Today, U.S. Representative Rick Larsen (WA-02) led the Wild Sky Wilderness bill to passage in the U.S. House of Representatives, the final stop before the bill can be sent to the President who is expected to sign it into law. The Wild Sky bill, legislation to preserve more than 106,000 acres of wild land in Snohomish County, passed the House today by a vote of 291 to 117 as part of the bipartisan Consolidated Natural Resources Act of 2008. On April 10, Wild Sky passed the Senate under the leadership of U.S. Senator Patty Murray (D-WA).
“We’ve reached the end of a long hike. There have been many twists and turns along the way, and let me tell you – it’s a beautiful view from here,” said Larsen. “I’ve had great company with me on this journey, from Sen. Patty Murray to Chairman Rahall and all the local advocates for Wild Sky who have led the way with their passion and commitment to protecting this pristine wilderness.”
“We all felt the spirit of Wild Sky today as an overwhelming majority in the House supported its passage. This is a bill that has always brought diverse people together to do what's right for our environment and our future,” Senator Murray said. “I could not have asked for a better partner in this effort than Rick Larsen who has walked side by side with me throughout this journey and never given up. I can't wait to lace up my tennis shoes and take those first steps into Washington's first new wilderness area in twenty years.”

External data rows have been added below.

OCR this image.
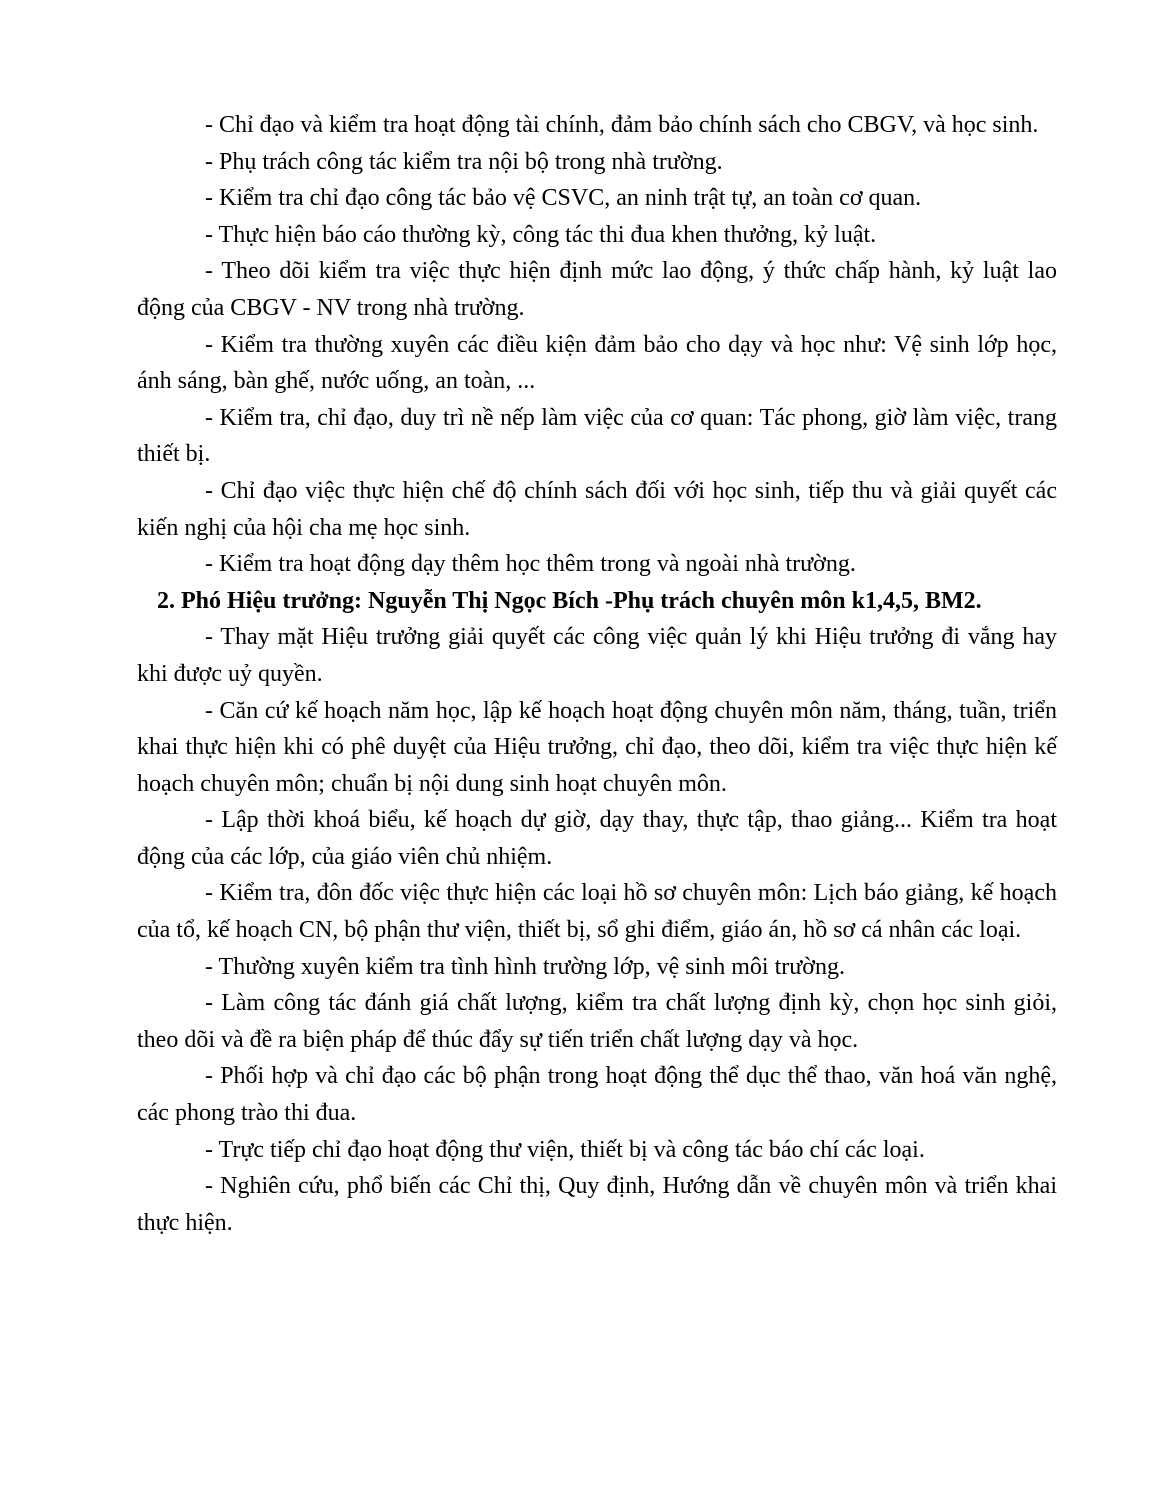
- Chỉ đạo và kiểm tra hoạt động tài chính, đảm bảo chính sách cho CBGV, và học sinh.

- Phụ trách công tác kiểm tra nội bộ trong nhà trường.

- Kiểm tra chỉ đạo công tác bảo vệ CSVC, an ninh trật tự, an toàn cơ quan.

- Thực hiện báo cáo thường kỳ, công tác thi đua khen thưởng, kỷ luật.

- Theo dõi kiểm tra việc thực hiện định mức lao động, ý thức chấp hành, kỷ luật lao động của CBGV - NV trong nhà trường.

- Kiểm tra thường xuyên các điều kiện đảm bảo cho dạy và học như: Vệ sinh lớp học, ánh sáng, bàn ghế, nước uống, an toàn, ...

- Kiểm tra, chỉ đạo, duy trì nề nếp làm việc của cơ quan: Tác phong, giờ làm việc, trang thiết bị.

- Chỉ đạo việc thực hiện chế độ chính sách đối với học sinh, tiếp thu và giải quyết các kiến nghị của hội cha mẹ học sinh.

- Kiểm tra hoạt động dạy thêm học thêm trong và ngoài nhà trường.

2. Phó Hiệu trưởng: Nguyễn Thị Ngọc Bích -Phụ trách chuyên môn k1,4,5, BM2.

- Thay mặt Hiệu trưởng giải quyết các công việc quản lý khi Hiệu trưởng đi vắng hay khi được uỷ quyền.

- Căn cứ kế hoạch năm học, lập kế hoạch hoạt động chuyên môn năm, tháng, tuần, triển khai thực hiện khi có phê duyệt của Hiệu trưởng, chỉ đạo, theo dõi, kiểm tra việc thực hiện kế hoạch chuyên môn; chuẩn bị nội dung sinh hoạt chuyên môn.

- Lập thời khoá biểu, kế hoạch dự giờ, dạy thay, thực tập, thao giảng... Kiểm tra hoạt động của các lớp, của giáo viên chủ nhiệm.

- Kiểm tra, đôn đốc việc thực hiện các loại hồ sơ chuyên môn: Lịch báo giảng, kế hoạch của tổ, kế hoạch CN, bộ phận thư viện, thiết bị, sổ ghi điểm, giáo án, hồ sơ cá nhân các loại.

- Thường xuyên kiểm tra tình hình trường lớp, vệ sinh môi trường.

- Làm công tác đánh giá chất lượng, kiểm tra chất lượng định kỳ, chọn học sinh giỏi, theo dõi và đề ra biện pháp để thúc đẩy sự tiến triển chất lượng dạy và học.

- Phối hợp và chỉ đạo các bộ phận trong hoạt động thể dục thể thao, văn hoá văn nghệ, các phong trào thi đua.

- Trực tiếp chỉ đạo hoạt động thư viện, thiết bị và công tác báo chí các loại.

- Nghiên cứu, phổ biến các Chỉ thị, Quy định, Hướng dẫn về chuyên môn và triển khai thực hiện.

“I applaud my friend and colleague, Rick Larsen, who has long championed the designation of ‘Wild Sky’ wilderness in his state,” said House Natural Resources Committee Chairman Nick J. Rahall (D-WV). “In my view, to be in a wilderness area is a humbling experience. To be a part of designating wilderness is even more humbling, because wilderness is an effort to retain the landscape as God created it. Today, let this be the next to last action – other than the President’s signature – on establishing the Wild Sky Wilderness in the State of Washington.”
Wild Sky is the result of more than seven years of work by Larsen, Murray, their colleagues in Congress and advocates from Northwest Washington and across Washington state. Murray and Larsen first introduced the bill in 2002. After several years of passing the Senate but getting stuck in the House Resources Committee, Wild Sky passed the House for the first time in 2007.
The Wild Sky Wilderness Act will designate 106,577 acres of national forest in east Snohomish County as wilderness. In the past, Washington wilderness has primarily consisted of old growth forest at higher elevations. Wild Sky protects thousands of acres of low-elevation old growth and 25 miles of salmon streams to make the land accessible for recreational use.
Wild Sky will provide more than 2.4 million people from Snohomish, Skagit and King counties with convenient access to hiking and camping in pristine wilderness, protect wildlife, promote clean water and contribute to the local economy.
Today, Larsen spoke on the House floor in support of the Consolidated Natural Resources Act of 2008, which includes the Wild Sky Wilderness Act.